Nicolas Bovi

Personal information
- Full name: Nicolas Bovi
- Date of birth: 11 March 1993 (age 32)
- Place of birth: Reggio Emilia, Italy
- Height: 1.82 m (6 ft 0 in)
- Position(s): Midfielder

Team information
- Current team: ASC Arcetana

Youth career
- Modena
- 2009–2010: Reggiana

Senior career*
- Years: Team / Apps / (Gls)
- 2010–2015: Reggiana / 30 / (0)
- 2012: → Cagliari (loan) / 0 / (0)
- 2014–2015: → Pro Patria (loan) / 25 / (2)
- 2015–2017: Correggese / 48 / (13)
- 2017–2018: Lentigione Calcio / 14 / (1)
- 2018–2019: Piccardo Traversetolo
- 2019: AC Rolo
- 2019–: ASC Arcetana

= Nicolas Bovi =

Italian footballer

Nicolas Bovi (born 11 March 1993) is an Italian footballer who plays for ASC Arcetana.

==Career==
Born in Reggio Emilia, Bovi started his career at Modena's youth ranks. In 2009–2010 he was moved to Reggiana, and made his professional debut on 8 August 2010, in a Coppa Italia match against AlzanoCene.

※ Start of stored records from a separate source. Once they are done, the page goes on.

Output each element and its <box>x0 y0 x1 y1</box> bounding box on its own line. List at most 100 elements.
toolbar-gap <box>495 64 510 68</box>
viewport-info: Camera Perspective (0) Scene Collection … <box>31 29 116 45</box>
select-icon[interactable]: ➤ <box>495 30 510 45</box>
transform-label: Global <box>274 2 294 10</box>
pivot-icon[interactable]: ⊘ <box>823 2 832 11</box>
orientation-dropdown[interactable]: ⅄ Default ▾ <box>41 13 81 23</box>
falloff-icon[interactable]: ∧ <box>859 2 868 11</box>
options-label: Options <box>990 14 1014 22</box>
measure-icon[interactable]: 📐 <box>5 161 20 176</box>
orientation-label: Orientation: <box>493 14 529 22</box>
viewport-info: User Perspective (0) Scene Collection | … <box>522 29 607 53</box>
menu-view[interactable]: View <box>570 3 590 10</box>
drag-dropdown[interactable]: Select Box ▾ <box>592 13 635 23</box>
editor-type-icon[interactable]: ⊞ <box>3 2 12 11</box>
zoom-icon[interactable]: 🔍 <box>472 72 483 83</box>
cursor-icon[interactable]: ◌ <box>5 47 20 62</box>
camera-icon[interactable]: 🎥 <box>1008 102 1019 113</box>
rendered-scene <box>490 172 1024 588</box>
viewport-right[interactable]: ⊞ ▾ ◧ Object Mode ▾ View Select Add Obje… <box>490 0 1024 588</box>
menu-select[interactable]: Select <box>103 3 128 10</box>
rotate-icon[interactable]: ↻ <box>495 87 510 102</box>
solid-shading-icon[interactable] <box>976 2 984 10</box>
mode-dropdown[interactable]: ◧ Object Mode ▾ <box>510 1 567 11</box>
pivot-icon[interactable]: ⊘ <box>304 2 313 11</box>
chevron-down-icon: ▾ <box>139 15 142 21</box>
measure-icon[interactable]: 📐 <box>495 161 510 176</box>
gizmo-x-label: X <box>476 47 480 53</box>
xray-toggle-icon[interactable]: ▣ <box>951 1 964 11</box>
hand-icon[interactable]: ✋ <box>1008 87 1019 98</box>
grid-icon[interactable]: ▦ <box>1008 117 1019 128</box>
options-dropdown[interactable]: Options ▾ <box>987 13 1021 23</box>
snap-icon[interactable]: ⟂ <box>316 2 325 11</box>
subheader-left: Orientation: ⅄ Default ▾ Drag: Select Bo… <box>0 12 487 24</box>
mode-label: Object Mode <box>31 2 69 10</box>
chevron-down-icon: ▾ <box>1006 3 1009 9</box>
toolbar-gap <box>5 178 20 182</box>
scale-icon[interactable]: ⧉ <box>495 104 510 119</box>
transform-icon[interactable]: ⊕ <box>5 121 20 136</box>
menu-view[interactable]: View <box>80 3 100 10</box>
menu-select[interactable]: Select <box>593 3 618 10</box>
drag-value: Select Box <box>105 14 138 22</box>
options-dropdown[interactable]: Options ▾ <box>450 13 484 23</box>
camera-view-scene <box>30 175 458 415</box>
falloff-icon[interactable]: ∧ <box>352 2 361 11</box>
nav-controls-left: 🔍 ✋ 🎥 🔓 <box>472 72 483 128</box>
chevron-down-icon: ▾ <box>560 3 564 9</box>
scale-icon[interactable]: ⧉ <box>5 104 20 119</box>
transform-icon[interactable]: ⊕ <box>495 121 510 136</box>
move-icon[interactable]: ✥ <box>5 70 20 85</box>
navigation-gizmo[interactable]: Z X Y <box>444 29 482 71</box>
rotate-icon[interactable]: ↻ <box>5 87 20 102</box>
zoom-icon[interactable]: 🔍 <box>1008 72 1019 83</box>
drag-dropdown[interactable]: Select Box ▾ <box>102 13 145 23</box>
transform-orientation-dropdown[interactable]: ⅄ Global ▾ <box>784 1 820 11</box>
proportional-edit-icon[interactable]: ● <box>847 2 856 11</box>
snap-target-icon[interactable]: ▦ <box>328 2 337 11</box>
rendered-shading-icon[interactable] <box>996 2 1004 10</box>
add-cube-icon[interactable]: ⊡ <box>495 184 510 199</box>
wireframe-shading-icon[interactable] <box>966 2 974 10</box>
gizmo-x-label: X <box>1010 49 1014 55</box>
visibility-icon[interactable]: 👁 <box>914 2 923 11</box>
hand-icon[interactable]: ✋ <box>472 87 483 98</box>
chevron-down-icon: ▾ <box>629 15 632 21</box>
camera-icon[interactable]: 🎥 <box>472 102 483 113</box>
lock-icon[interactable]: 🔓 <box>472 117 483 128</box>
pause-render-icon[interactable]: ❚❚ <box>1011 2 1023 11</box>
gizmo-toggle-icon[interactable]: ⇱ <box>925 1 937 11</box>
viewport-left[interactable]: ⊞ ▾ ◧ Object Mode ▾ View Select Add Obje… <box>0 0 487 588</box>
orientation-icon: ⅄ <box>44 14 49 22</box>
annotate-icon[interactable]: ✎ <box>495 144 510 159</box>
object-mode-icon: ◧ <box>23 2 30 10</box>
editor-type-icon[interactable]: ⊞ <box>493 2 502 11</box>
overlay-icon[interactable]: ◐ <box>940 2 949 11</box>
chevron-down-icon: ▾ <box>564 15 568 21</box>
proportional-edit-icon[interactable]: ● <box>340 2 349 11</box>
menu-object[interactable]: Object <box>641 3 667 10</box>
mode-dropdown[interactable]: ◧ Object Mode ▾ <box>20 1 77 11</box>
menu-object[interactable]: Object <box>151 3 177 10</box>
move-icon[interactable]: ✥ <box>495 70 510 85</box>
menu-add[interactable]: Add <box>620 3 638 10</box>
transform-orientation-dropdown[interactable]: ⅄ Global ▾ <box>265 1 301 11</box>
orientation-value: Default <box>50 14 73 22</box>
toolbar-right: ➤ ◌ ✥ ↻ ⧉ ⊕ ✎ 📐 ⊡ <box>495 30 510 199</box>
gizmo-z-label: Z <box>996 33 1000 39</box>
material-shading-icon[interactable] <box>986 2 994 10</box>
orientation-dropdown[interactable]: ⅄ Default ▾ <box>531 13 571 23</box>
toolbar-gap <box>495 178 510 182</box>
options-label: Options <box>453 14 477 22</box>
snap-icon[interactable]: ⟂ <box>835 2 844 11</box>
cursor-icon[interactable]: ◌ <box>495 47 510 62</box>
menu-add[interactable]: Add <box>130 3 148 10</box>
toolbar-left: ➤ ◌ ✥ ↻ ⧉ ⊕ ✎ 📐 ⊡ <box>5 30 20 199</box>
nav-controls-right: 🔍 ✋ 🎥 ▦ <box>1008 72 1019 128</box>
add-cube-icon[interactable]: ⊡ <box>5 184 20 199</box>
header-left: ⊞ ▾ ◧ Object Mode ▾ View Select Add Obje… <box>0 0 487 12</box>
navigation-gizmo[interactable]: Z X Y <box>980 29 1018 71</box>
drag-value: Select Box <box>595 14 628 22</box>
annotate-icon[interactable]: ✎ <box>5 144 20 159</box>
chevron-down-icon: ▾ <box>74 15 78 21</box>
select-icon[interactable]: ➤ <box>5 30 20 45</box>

On 20 January 2012, Bovi moved to Serie A club Cagliari Calcio.

On 4 August 2014 Bovi was signed by Pro Patria in a temporary deal, re-joining teammate Erik Panizzi. On 31 August 2015 he was released by Reggiana.

In November 2019, Bovi joined ASC Arcetana.